Therapy for Chronic Pain and Illness Available Throughout the U.S.

Chronic Pain: Tending to Your Internal Landscape

Maybe you’re constantly reminded of everything you can’t do anymore. You spend your days mourning the vibrant life you had before the pain, or before the diagnosis. You’re exhausted by medical gaslighting—tired of being treated like a machine with a broken part by a system that doesn't see the person inside.

When you live with chronic pain, it feels like your world is shrinking. You aren't just "in pain." Your entire system is stuck in Survival Mode.

Chronic pain and illness don’t have to be your whole identity.

It’s just one part of your landscape. We can help you reshape your life.

Chronic Pain & Illness: Finding Your Way Back to the Open Field

If you live with chronic pain, you are likely exhausted, not just from the symptoms, but from a medical system that treats you like a broken machine. You’ve been gaslit, told your tests are "normal," and left to figure out the rest on your own.

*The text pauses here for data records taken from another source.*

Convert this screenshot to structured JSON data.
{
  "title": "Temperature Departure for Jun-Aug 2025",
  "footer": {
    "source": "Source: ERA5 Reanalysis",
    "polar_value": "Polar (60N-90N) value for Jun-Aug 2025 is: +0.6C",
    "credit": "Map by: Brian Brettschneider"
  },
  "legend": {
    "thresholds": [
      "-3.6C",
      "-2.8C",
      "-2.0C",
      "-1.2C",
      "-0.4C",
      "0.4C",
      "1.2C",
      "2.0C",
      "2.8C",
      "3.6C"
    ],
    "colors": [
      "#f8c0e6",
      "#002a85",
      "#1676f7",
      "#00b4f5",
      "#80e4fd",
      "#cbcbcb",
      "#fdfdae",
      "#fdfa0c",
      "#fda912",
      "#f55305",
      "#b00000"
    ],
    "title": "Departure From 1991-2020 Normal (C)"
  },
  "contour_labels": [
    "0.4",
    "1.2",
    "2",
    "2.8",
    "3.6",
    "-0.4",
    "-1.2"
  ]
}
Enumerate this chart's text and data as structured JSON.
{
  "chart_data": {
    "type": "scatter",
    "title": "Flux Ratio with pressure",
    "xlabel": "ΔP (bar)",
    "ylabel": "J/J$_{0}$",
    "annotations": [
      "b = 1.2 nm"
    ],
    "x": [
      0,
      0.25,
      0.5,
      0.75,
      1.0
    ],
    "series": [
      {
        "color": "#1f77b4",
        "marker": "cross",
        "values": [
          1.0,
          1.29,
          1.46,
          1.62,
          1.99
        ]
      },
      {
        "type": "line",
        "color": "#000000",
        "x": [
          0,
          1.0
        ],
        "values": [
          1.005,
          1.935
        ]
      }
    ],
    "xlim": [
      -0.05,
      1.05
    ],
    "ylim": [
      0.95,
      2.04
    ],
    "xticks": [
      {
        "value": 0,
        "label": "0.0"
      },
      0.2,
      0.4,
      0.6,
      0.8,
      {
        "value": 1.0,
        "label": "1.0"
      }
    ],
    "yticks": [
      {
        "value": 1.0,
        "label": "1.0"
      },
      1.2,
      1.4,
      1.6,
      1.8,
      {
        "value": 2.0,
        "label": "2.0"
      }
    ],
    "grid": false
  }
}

I’ve been there. In 2022, I was diagnosed with Ankylosing Spondylitis (AS). I know what it’s like to feel like your body has staged a rebellion. But I also know that recovery doesn't come from "fixing a part," it comes from understanding your unique mental, physical, and environmental landscape.

A Different Approach to Healing

In my practice, we view your health holistically, as a landscape we map together. We move away from "managing" symptoms and focus on systemic stability.

1. Mapping the "Crash"

Think of your health as a marble on a hill. When you’re stuck in a cycle of pain and fatigue, you are balancing on a narrow ridge. One small stressor, a bad night’s sleep or a busy afternoon, sends that marble rolling into a "Crash Valley." This isn't a failure; it’s a way of forcing you to stay still so it can protect you.

2. Identifying the "Rumble"

Before a crash happens, your body sends out signals, a systemic "hum" or “rumble.” We work together to identify these early warning signs so you can step back before the marble falls.

3. Using Your Landscaping Tools

We look at your whole life (your environment, your history, and your daily habits) to find the tools that make your healthy ground flatter and wider. This is the Person-in-Environment approach: making your world work for your mind and body, not fight against it.

From Survival to Function

Chronic pain is a state of survival. My goal is to help you move back into a state of function, where you have the energy to engage with your life again.

I don’t promise a "cure," but I can help you create your own map and the tools to navigate it. You have spent enough time fighting your body; it’s time to start working with it.

FAQs

Q. "Is this just 'Mind-Over-Matter' or positive thinking?"

No. In fact, it’s the opposite. Chronic pain is a physical reality in your body’s "soil." We don't try to "think" the pain away; we look at the physical and environmental conditions that are making your system feel unsafe. We work on the Landscape, not just the thoughts.

Q. "My doctors say my tests are normal. How can you help?"

Standard medical tests are great at looking for "broken parts," but they often miss the "System Rumble." You can have a perfectly healthy spine and still be stuck in a Crash Valley because your nervous system is prioritizing survival over function. I help you address the system as a whole, rather than just waiting for a test to show a "break."

Q. "How is this different from regular talk therapy?"

In standard therapy, we might talk about your past or your coping skills. In our sessions, we act as Landscapers. We look at your "Person-in-Environment" - how your home, work, history, and biology are all interacting. We identify the specific tools you can use to stabilize your system and prevent the next crash.

Q. "I have a specific diagnosis (like ME/CFS or Fibro). Will this work for me?"

Yes. As someone living with Ankylosing Spondylitis, I understand that specific diagnoses come with physical "path-dependence" - your body has a history it is responding to. We don't ignore your diagnosis; we use it as a map to understand your system’s unique limits and strengths.

Q. "What if I'm currently in a 'Crash'?"

Then that is exactly where we start. We don't wait for you to feel better to do the work. We use that time to identify what pushed the "marble" into the valley and what gentle tools we can use to help you climb back out safely.